Even in the finale, while being held at gunpoint, Konstantin cannot refrain from the spell of Villanelle that he seems to be under. “I love you more than this house. I love you more than my family,” he succumbs to her demands. “You’re the best thing that ever happened to me, to the organization, to the future.”

But the pattern breaks only once - much like the abrupt end of a poem on its nineteenth line - when it comes to Irina, aka Konstantin's daughter whom Villanelle had kidnapped. The kid has an absolute disregard for what Villanelle wants, and surprisingly, around her she isn't this calm, poised aura nestled in the plush luxuries of her enchanting cocoon of a life. 

So naturally, when the plot finally recoils towards the end of the tale, and Eve and Villanelle are finally seen together in bed, it is relatively easy for the assassin to fall back into the pattern of wanting an older woman. It probably stems from her losing her mother as a child and looking for a relationship of mutual care and devotion, but even then her crisp relaying of what she wants is not compromised with. 

Laying in bed together, exhausted, and much along the lines of the Season finale's title "God, I'm tired!", Eve makes her confession, saying: "I think about you all the time. I think about what you’re wearing and what you’re doing and who you’re doing it with. I think about what friends you have, what you eat before you work, what shampoo you use, what happened in your family. I think about your eyes and your mouth and what you feel when you kill someone. I think about what you had for breakfast. I just want to know everything."

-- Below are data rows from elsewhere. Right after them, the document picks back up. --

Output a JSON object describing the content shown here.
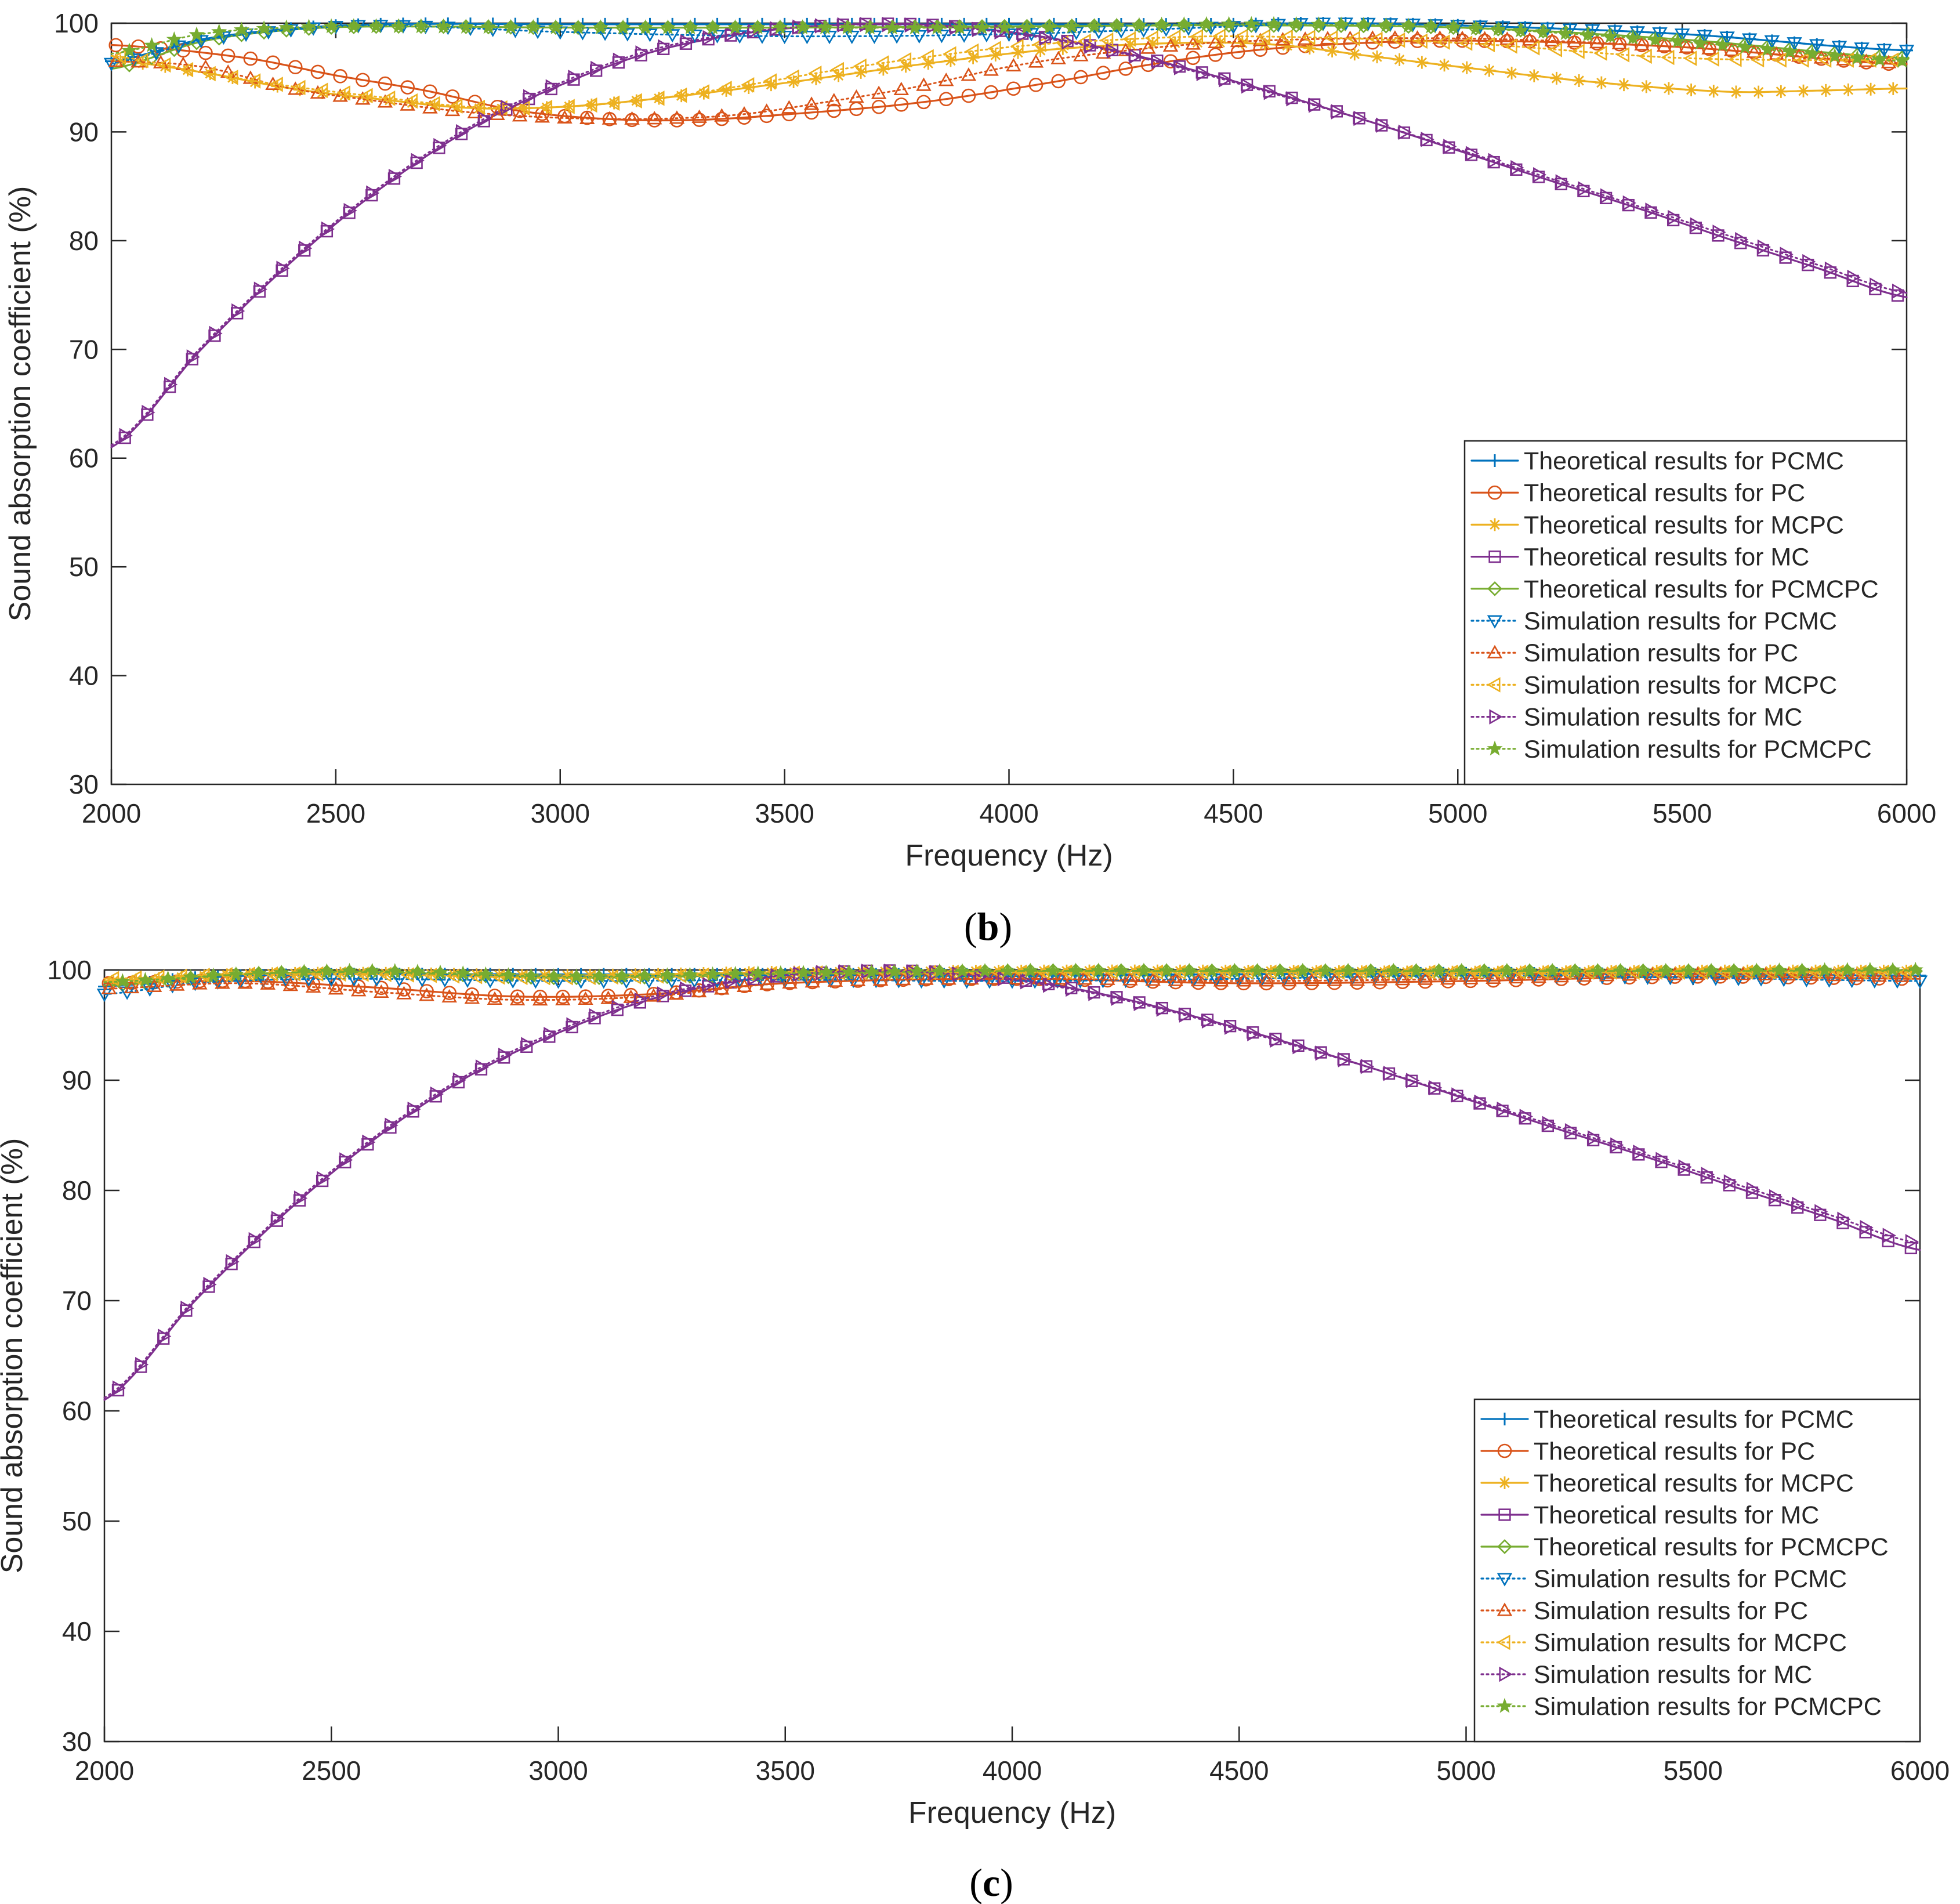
{
  "chart_data": [
    {
      "type": "line",
      "panel_label": "b",
      "title": "",
      "xlabel": "Frequency (Hz)",
      "ylabel": "Sound absorption coefficient (%)",
      "xlim": [
        2000,
        6000
      ],
      "ylim": [
        30,
        100
      ],
      "xticks": [
        2000,
        2500,
        3000,
        3500,
        4000,
        4500,
        5000,
        5500,
        6000
      ],
      "yticks": [
        30,
        40,
        50,
        60,
        70,
        80,
        90,
        100
      ],
      "grid": false,
      "legend_position": "bottom-right",
      "series": [
        {
          "name": "Theoretical results for PCMC",
          "style": "solid",
          "marker": "plus",
          "color": "#0072BD",
          "x": [
            2000,
            2200,
            2400,
            2600,
            3000,
            3500,
            4000,
            4500,
            4700,
            5000,
            5500,
            6000
          ],
          "y": [
            96.5,
            98.5,
            99.5,
            99.9,
            99.9,
            99.9,
            99.9,
            99.9,
            100,
            99.8,
            99,
            97.5
          ]
        },
        {
          "name": "Theoretical results for PC",
          "style": "solid",
          "marker": "circle",
          "color": "#D95319",
          "x": [
            2000,
            2300,
            2500,
            2700,
            2900,
            3100,
            3300,
            3500,
            3800,
            4100,
            4300,
            4500,
            4700,
            5000,
            5500,
            6000
          ],
          "y": [
            98.0,
            96.8,
            95.2,
            93.8,
            92.0,
            91.2,
            91.1,
            91.6,
            92.7,
            94.6,
            96.1,
            97.3,
            98.0,
            98.4,
            97.8,
            96.2
          ]
        },
        {
          "name": "Theoretical results for MCPC",
          "style": "solid",
          "marker": "asterisk",
          "color": "#EDB120",
          "x": [
            2000,
            2200,
            2400,
            2600,
            2800,
            3000,
            3200,
            3500,
            3800,
            4100,
            4400,
            4600,
            4800,
            5000,
            5300,
            5600,
            5800,
            6000
          ],
          "y": [
            96.6,
            95.5,
            94.0,
            93.0,
            92.2,
            92.3,
            93.0,
            94.5,
            96.2,
            97.6,
            98.2,
            98.0,
            97.0,
            96.0,
            94.6,
            93.7,
            93.8,
            94.0
          ]
        },
        {
          "name": "Theoretical results for MC",
          "style": "solid",
          "marker": "square",
          "color": "#7E2F8E",
          "x": [
            2000,
            2200,
            2400,
            2600,
            2800,
            3000,
            3200,
            3400,
            3600,
            3800,
            4000,
            4200,
            4400,
            4600,
            4800,
            5000,
            5200,
            5400,
            5600,
            5800,
            6000
          ],
          "y": [
            61,
            70,
            78,
            84.8,
            90.3,
            94.3,
            97.3,
            99,
            99.8,
            99.9,
            99.2,
            97.8,
            95.8,
            93.5,
            91,
            88.3,
            85.6,
            83,
            80.2,
            77.5,
            74.8
          ]
        },
        {
          "name": "Theoretical results for PCMCPC",
          "style": "solid",
          "marker": "diamond",
          "color": "#77AC30",
          "x": [
            2000,
            2200,
            2400,
            2600,
            3000,
            3500,
            4000,
            4500,
            5000,
            5500,
            6000
          ],
          "y": [
            95.8,
            98.3,
            99.4,
            99.7,
            99.6,
            99.6,
            99.7,
            99.8,
            99.6,
            98.5,
            96.8
          ]
        },
        {
          "name": "Simulation results for PCMC",
          "style": "dotted",
          "marker": "triangle-down",
          "color": "#0072BD",
          "x": [
            2000,
            2200,
            2400,
            2600,
            3000,
            3500,
            4000,
            4500,
            4700,
            5000,
            5500,
            6000
          ],
          "y": [
            96.3,
            98.4,
            99.4,
            99.8,
            99.2,
            98.8,
            99.0,
            99.7,
            100,
            99.8,
            99,
            97.5
          ]
        },
        {
          "name": "Simulation results for PC",
          "style": "dotted",
          "marker": "triangle-up",
          "color": "#D95319",
          "x": [
            2000,
            2200,
            2400,
            2600,
            2800,
            3000,
            3200,
            3400,
            3600,
            3800,
            4000,
            4200,
            4500,
            5000,
            5500,
            6000
          ],
          "y": [
            96.5,
            96.0,
            94.0,
            92.8,
            91.8,
            91.3,
            91.2,
            91.6,
            92.8,
            94.2,
            96.0,
            97.2,
            98.3,
            98.6,
            97.8,
            96.3
          ]
        },
        {
          "name": "Simulation results for MCPC",
          "style": "dotted",
          "marker": "triangle-left",
          "color": "#EDB120",
          "x": [
            2000,
            2200,
            2400,
            2600,
            2800,
            3000,
            3200,
            3400,
            3600,
            3800,
            4000,
            4200,
            4500,
            5000,
            5500,
            6000
          ],
          "y": [
            97.0,
            95.5,
            94.2,
            93.2,
            92.3,
            92.3,
            93.0,
            94.2,
            95.6,
            96.8,
            97.8,
            98.4,
            98.8,
            98.2,
            96.8,
            96.6
          ]
        },
        {
          "name": "Simulation results for MC",
          "style": "dotted",
          "marker": "triangle-right",
          "color": "#7E2F8E",
          "x": [
            2000,
            2200,
            2400,
            2600,
            2800,
            3000,
            3200,
            3400,
            3600,
            3800,
            4000,
            4200,
            4400,
            4600,
            4800,
            5000,
            5200,
            5400,
            5600,
            5800,
            6000
          ],
          "y": [
            61.2,
            70.2,
            78.2,
            85.0,
            90.5,
            94.5,
            97.5,
            99.1,
            99.8,
            99.8,
            99.1,
            97.7,
            95.7,
            93.4,
            91.0,
            88.4,
            85.8,
            83.2,
            80.5,
            77.8,
            75.2
          ]
        },
        {
          "name": "Simulation results for PCMCPC",
          "style": "dotted",
          "marker": "pentagram",
          "color": "#77AC30",
          "x": [
            2000,
            2200,
            2400,
            2600,
            3000,
            3500,
            4000,
            4500,
            5000,
            5500,
            6000
          ],
          "y": [
            97.2,
            99.0,
            99.6,
            99.7,
            99.6,
            99.6,
            99.6,
            99.9,
            99.6,
            98.3,
            96.5
          ]
        }
      ]
    },
    {
      "type": "line",
      "panel_label": "c",
      "title": "",
      "xlabel": "Frequency (Hz)",
      "ylabel": "Sound absorption coefficient (%)",
      "xlim": [
        2000,
        6000
      ],
      "ylim": [
        30,
        100
      ],
      "xticks": [
        2000,
        2500,
        3000,
        3500,
        4000,
        4500,
        5000,
        5500,
        6000
      ],
      "yticks": [
        30,
        40,
        50,
        60,
        70,
        80,
        90,
        100
      ],
      "grid": false,
      "legend_position": "bottom-right",
      "series": [
        {
          "name": "Theoretical results for PCMC",
          "style": "solid",
          "marker": "plus",
          "color": "#0072BD",
          "x": [
            2000,
            2200,
            2500,
            3000,
            3500,
            4000,
            4500,
            5000,
            5500,
            6000
          ],
          "y": [
            98.5,
            99.3,
            99.6,
            99.6,
            99.6,
            99.6,
            99.6,
            99.7,
            99.6,
            99.5
          ]
        },
        {
          "name": "Theoretical results for PC",
          "style": "solid",
          "marker": "circle",
          "color": "#D95319",
          "x": [
            2000,
            2300,
            2600,
            2900,
            3200,
            3500,
            4000,
            4500,
            5000,
            5500,
            6000
          ],
          "y": [
            98.8,
            99.0,
            98.4,
            97.6,
            97.8,
            98.8,
            99.2,
            98.8,
            99.0,
            99.4,
            99.2
          ]
        },
        {
          "name": "Theoretical results for MCPC",
          "style": "solid",
          "marker": "asterisk",
          "color": "#EDB120",
          "x": [
            2000,
            2300,
            2600,
            3000,
            3500,
            4000,
            4500,
            5000,
            5500,
            6000
          ],
          "y": [
            99.0,
            99.6,
            99.7,
            99.5,
            99.8,
            99.9,
            99.9,
            99.8,
            99.9,
            99.9
          ]
        },
        {
          "name": "Theoretical results for MC",
          "style": "solid",
          "marker": "square",
          "color": "#7E2F8E",
          "x": [
            2000,
            2200,
            2400,
            2600,
            2800,
            3000,
            3200,
            3400,
            3600,
            3800,
            4000,
            4200,
            4400,
            4600,
            4800,
            5000,
            5200,
            5400,
            5600,
            5800,
            6000
          ],
          "y": [
            61,
            70,
            78,
            84.8,
            90.3,
            94.3,
            97.3,
            99,
            99.8,
            99.9,
            99.2,
            97.8,
            95.8,
            93.5,
            91,
            88.3,
            85.6,
            83,
            80.2,
            77.5,
            74.6
          ]
        },
        {
          "name": "Theoretical results for PCMCPC",
          "style": "solid",
          "marker": "diamond",
          "color": "#77AC30",
          "x": [
            2000,
            2300,
            2600,
            3000,
            3500,
            4000,
            4500,
            5000,
            5500,
            6000
          ],
          "y": [
            98.6,
            99.6,
            99.8,
            99.3,
            99.6,
            99.9,
            99.9,
            99.9,
            99.9,
            99.9
          ]
        },
        {
          "name": "Simulation results for PCMC",
          "style": "dotted",
          "marker": "triangle-down",
          "color": "#0072BD",
          "x": [
            2000,
            2200,
            2500,
            3000,
            3500,
            4000,
            4500,
            5000,
            5500,
            6000
          ],
          "y": [
            97.8,
            98.8,
            99.2,
            99.0,
            99.1,
            99.0,
            99.2,
            99.5,
            99.3,
            99.0
          ]
        },
        {
          "name": "Simulation results for PC",
          "style": "dotted",
          "marker": "triangle-up",
          "color": "#D95319",
          "x": [
            2000,
            2300,
            2600,
            2900,
            3200,
            3500,
            4000,
            4500,
            5000,
            5500,
            6000
          ],
          "y": [
            98.3,
            98.8,
            98.0,
            97.3,
            97.6,
            98.8,
            99.2,
            99.0,
            99.2,
            99.6,
            99.4
          ]
        },
        {
          "name": "Simulation results for MCPC",
          "style": "dotted",
          "marker": "triangle-left",
          "color": "#EDB120",
          "x": [
            2000,
            2300,
            2600,
            3000,
            3500,
            4000,
            4500,
            5000,
            5500,
            6000
          ],
          "y": [
            99.2,
            99.6,
            99.6,
            99.3,
            99.7,
            99.8,
            99.8,
            99.8,
            99.8,
            99.8
          ]
        },
        {
          "name": "Simulation results for MC",
          "style": "dotted",
          "marker": "triangle-right",
          "color": "#7E2F8E",
          "x": [
            2000,
            2200,
            2400,
            2600,
            2800,
            3000,
            3200,
            3400,
            3600,
            3800,
            4000,
            4200,
            4400,
            4600,
            4800,
            5000,
            5200,
            5400,
            5600,
            5800,
            6000
          ],
          "y": [
            61.2,
            70.2,
            78.2,
            85.0,
            90.5,
            94.5,
            97.5,
            99.1,
            99.8,
            99.8,
            99.1,
            97.7,
            95.7,
            93.4,
            91.0,
            88.4,
            85.8,
            83.2,
            80.5,
            77.8,
            75.2
          ]
        },
        {
          "name": "Simulation results for PCMCPC",
          "style": "dotted",
          "marker": "pentagram",
          "color": "#77AC30",
          "x": [
            2000,
            2300,
            2600,
            3000,
            3500,
            4000,
            4500,
            5000,
            5500,
            6000
          ],
          "y": [
            98.9,
            99.6,
            99.9,
            99.4,
            99.7,
            99.9,
            99.9,
            99.9,
            99.9,
            100
          ]
        }
      ]
    }
  ]
}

And in that moment, Eve shape-shifts into everything that Villanelle's sociopath mind wants. With regards to emotional intensity, Eve's confession ranges from devoted caregiver to borderline stalker, and strangely enough, that is appealing to the messed up assassin. 

Laying in the comforts of her lush, Parisian apartment, when Eve finally stabs Villanelle with a knife, the latter - gravely injured - managed to admit "I really liked you!" before she escapes while Eve is busy trying to find a towel to stuff her bleeding. But at the end of the day, they must resume their intrinsic jobs - Eve to hunt Villanelle, and Villanelle to be pursued.

Doesn't quite sound like a trained assassin, but then again - the show doesn't abide by stereotypes. It's about what Villanelle truly wants, and maybe - at the end of the day - she just wants Eve to find her.